The curve above will take some explaining. But first some other important clarifications:
Often, people don't distinguish between types of ice. So you'll hear them talk about 'ice is growing', when what they mean is the center of the Greenland ice cap, or Antarctic sea ice. My comment is specific to Arctic sea ice.
Another trap people fall in to is not paying attention to what sort of statement about ice is being made. There are two parts to this. I'm referring to sea ice extent, not area (well, at 0 extent you also have 0 area, but it's still something to keep in mind). Also, I'm referring to the monthly average for September. If some day showed zero ice cover before my 2035, give or take, that doesn't disprove the prediction. It takes a solid calendar month, September, of no ice to support or refute the prediction.
Then there's the fact that it's a probabilistic prediction. 2035 is the mid-point. By my estimation method, there's about a 50% chance (54%) that 2035 or some year before that will show zero ice extent for September. It's only 6% that we'd see zero ice in 2029 (or before) . And rises to 96% that we'll see zero ice (for the month) in 2042 or before. The 'or before' is important.
How I got to those predictions turns on the probability thing I mentioned in this year's sea ice estimation note, of it sometimes being easier to work with the probability of something not happening, than trying to figure out directly the chances of it happening.
The sea ice estimation note shows a best fit curve through the data and projects it in to the future. The fit has some fuzziness to it, meaning that it doesn't pass perfectly through the data points. We don't really expect it to either -- there is weather variability. The size of this mis-fit, or, conversely, weather variability, is about 0.45 million km^2.
If we pretend that the variability follows the Normal distribution, then we can use that and our predictions to estimate the probability that we'll see 0 ice in any given year. That doesn't turn out to be useful. For instance, suppose there was a 1% chance of seeing no ice this year, and 4% of seeing no ice next year. What's your chance of seeing no ice in either year? I can compute it, but it's more tedious. It get rapidly more tedious with each year you want to consider. At 30-60 years ... ouch!
But we can consider quite easily the chance of there not being ice this year and there not being ice next year, and the year after ... out however far you want to go. What makes this easy is the and in the statement. If you're dealing with combining probabilities, and they combine by 'and', to find the chance of every single one happening, you just multiply the individual probabilities together. For the example from the previous paragraph, 1% chance of seeing no ice this year means 99% chance of seeing ice this year. 3% chance of no ice, means 97% chance of ice. The probability, then of seeing ice in all (2) years is 0.99 * 0.97, for 0.96 (96%). We can then turn around and see that the chance of some year not having ice is 100% - 96%, for 4%.

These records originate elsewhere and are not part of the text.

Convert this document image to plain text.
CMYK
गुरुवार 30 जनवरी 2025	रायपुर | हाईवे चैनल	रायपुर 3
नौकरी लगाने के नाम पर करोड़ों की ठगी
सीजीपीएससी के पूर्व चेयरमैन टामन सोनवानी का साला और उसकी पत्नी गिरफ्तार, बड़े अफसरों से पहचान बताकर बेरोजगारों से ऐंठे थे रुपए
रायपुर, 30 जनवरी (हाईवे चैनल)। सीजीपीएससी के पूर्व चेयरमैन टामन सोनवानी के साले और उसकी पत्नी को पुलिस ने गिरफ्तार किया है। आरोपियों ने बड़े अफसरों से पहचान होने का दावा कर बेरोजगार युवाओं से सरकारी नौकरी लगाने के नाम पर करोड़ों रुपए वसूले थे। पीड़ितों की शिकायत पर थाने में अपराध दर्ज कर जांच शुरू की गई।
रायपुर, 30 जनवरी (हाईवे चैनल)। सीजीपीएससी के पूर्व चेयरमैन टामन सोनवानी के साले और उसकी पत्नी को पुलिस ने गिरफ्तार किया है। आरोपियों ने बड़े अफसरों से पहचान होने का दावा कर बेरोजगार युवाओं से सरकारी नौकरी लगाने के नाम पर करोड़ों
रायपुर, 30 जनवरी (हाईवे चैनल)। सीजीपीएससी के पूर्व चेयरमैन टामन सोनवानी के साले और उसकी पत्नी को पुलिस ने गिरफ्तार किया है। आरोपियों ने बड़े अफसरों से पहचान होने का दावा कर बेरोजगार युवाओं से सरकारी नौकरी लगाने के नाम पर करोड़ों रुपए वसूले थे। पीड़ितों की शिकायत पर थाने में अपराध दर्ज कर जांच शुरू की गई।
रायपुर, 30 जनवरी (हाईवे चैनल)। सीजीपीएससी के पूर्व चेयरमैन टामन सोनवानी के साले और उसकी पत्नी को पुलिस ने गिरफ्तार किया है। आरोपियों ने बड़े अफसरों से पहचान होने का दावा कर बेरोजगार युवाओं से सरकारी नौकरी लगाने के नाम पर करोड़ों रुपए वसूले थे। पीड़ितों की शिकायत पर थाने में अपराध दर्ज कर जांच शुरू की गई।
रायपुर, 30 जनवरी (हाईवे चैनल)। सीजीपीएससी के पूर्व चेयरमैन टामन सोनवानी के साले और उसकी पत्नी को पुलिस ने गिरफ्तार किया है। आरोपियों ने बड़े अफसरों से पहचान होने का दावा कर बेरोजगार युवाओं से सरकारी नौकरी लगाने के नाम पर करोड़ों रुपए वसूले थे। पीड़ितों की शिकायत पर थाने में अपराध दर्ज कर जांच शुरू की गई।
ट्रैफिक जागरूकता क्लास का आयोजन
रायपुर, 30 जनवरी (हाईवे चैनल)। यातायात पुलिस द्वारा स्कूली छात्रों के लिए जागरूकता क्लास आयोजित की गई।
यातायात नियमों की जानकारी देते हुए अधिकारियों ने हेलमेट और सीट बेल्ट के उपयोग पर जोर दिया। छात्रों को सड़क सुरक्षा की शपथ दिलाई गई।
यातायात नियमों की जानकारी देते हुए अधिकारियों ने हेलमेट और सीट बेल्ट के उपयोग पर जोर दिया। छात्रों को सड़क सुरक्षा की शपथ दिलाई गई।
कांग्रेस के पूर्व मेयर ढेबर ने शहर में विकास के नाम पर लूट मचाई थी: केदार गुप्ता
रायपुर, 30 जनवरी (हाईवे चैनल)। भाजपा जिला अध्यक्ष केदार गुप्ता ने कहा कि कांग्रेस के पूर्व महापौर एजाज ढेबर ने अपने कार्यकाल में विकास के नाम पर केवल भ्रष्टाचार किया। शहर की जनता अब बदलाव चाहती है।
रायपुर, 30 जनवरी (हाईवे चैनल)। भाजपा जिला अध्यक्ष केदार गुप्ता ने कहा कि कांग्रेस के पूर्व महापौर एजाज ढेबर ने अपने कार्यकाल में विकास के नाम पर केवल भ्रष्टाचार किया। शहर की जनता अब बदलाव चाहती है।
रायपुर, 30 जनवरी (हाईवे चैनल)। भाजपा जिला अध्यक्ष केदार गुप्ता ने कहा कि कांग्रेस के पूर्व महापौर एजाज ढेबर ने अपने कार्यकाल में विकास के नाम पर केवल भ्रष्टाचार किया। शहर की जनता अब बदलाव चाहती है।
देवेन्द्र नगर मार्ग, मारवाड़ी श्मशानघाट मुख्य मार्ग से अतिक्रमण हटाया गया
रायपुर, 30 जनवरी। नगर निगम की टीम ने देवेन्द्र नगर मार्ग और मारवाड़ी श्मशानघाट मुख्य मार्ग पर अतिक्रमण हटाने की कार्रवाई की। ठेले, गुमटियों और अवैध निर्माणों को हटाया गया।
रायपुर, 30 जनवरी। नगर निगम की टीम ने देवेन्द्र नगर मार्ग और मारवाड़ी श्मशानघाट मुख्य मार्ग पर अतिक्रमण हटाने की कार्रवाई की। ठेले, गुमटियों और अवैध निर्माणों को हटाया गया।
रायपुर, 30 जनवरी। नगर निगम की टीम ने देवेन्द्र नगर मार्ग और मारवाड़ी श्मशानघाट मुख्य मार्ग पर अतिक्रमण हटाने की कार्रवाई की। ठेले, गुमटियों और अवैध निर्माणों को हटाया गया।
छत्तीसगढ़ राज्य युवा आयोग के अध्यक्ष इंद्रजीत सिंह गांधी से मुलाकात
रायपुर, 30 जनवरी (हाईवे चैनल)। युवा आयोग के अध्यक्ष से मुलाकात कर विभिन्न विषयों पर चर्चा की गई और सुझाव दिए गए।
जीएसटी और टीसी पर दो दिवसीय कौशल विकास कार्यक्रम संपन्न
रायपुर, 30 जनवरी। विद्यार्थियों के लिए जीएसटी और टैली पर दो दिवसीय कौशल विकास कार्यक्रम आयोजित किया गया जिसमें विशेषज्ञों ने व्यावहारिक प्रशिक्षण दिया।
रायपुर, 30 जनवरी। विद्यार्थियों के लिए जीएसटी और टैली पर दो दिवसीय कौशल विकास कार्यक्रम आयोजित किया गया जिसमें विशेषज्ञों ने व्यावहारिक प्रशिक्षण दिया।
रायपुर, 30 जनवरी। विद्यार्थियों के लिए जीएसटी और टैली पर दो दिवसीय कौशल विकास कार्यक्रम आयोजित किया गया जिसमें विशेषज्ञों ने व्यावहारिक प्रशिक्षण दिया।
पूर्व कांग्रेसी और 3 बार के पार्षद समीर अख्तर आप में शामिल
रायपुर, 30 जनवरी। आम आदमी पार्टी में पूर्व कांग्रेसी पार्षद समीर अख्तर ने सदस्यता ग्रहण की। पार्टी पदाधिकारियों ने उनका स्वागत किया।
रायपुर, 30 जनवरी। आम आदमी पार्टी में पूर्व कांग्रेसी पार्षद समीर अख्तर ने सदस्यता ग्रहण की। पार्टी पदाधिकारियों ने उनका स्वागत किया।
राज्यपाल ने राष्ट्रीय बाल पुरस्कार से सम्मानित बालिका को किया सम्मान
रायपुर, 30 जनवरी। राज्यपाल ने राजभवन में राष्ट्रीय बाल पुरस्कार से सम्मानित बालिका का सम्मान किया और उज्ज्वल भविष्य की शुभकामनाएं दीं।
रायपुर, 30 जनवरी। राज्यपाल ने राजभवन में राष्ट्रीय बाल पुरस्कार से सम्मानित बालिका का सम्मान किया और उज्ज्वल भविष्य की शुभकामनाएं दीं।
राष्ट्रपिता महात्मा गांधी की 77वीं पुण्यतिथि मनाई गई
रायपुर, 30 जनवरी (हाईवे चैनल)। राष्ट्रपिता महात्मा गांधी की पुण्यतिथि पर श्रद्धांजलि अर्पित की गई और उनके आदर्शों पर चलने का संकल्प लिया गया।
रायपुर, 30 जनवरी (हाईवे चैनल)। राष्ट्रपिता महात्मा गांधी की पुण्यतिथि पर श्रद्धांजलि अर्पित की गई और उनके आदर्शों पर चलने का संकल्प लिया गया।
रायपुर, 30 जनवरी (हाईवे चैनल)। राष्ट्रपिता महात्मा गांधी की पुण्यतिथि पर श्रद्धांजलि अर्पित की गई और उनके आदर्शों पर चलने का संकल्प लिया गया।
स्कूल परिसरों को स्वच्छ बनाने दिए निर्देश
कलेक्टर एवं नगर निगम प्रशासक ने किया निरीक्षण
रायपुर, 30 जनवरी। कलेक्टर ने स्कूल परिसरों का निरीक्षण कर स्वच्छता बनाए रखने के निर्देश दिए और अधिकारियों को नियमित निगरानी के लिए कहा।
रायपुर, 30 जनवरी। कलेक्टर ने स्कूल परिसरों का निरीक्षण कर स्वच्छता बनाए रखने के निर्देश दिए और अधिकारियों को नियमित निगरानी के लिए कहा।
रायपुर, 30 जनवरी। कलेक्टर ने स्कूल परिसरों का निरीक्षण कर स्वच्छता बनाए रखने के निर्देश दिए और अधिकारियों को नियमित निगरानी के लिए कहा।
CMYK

You might be noticing that 4% = 1% + 3%, and thinking you can just add the percentages. Consider tossing two coins. There's a 50% chance of getting heads on the first one, and 50% chance of getting heads on the second. (conversely, 50% chance of not getting heads). If you added, you would conclude that there's a 100% chance of not getting 2 heads. (50% chance of not getting a heads on the first coin and 50% chance of not getting heads on the second). The correct thing is to multiply (0.5*0.5), which says there's a 25% chance of getting no heads. Try tossing some pairs of coins and see which method is more correct.
In the top figure, I performed this kind of calculation for sea ice for every year out to 2070. As you see, the probability of not having any year with 0 ice for all of September is very high out to 2025. After that, we start accumulating some chances.
Now I can't say that I entirely believe this predictor. It is based only on my best fit logistic curve, rather than the ensemble. And this method knows nothing about sea ice thickness, only extent. But it makes a start on helping me (at least) think about what kinds of things are plausible. Given this, I'd need some good evidence behind a prediction of no ice for the month of September in, say, 2013. That seems extraordinarily unlikely. Conversely, 2060 looks extremely late (about a million to 1 against).